A Modular-Positional Computation Technique for Multiple-Precision Floating-Point Arithmetic

Conference paper
Part of the Lecture Notes in Computer Science book series (LNCS, volume 9251)


Floating-point machine precision is often not sufficient to correctly solve large scientific and engineering problems. Moreover, computation time is a critical parameter here. Therefore, any research aimed at developing high-speed methods for multiple-precision arithmetic is of great immediate interest. This paper deals with a new technique of multiple-precision computations, based on the use of modular-positional floating-point format for representation of numbers. In this format, the significands are represented in residue number system (RNS), thus enabling high-speed processing of the significands with possible parallelization by RNS modules.
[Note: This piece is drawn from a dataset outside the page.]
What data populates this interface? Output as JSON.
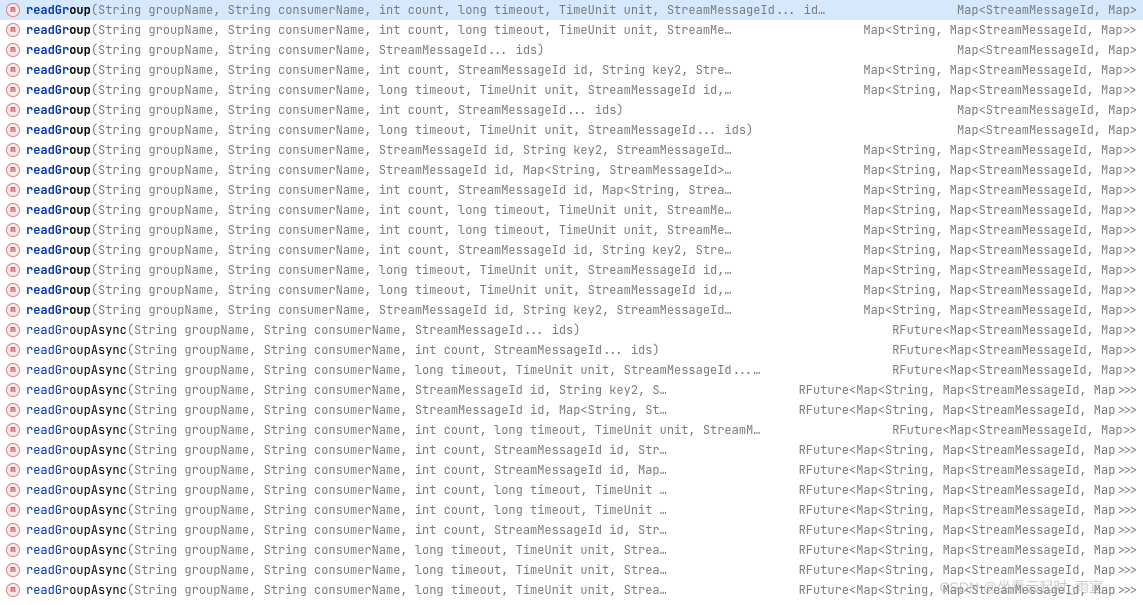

Number exponents and signs are represented in the binary number system. The interval-positional characteristic method is used to increase the speed of executing complex non-modular operations in RNS. Algorithms for rounding off and aligning the exponents of numbers in modular-positional format are presented. The structure and features of a new multiple-precision library are given. Some results of an experimental study on the efficiency of this library are also presented.


Multiple-precision arithmetic Floating-point Residue number system Non-modular operation Rounding Performance 



The reported study was supported by RFBR, research project No. 14-07-31075 mol_a.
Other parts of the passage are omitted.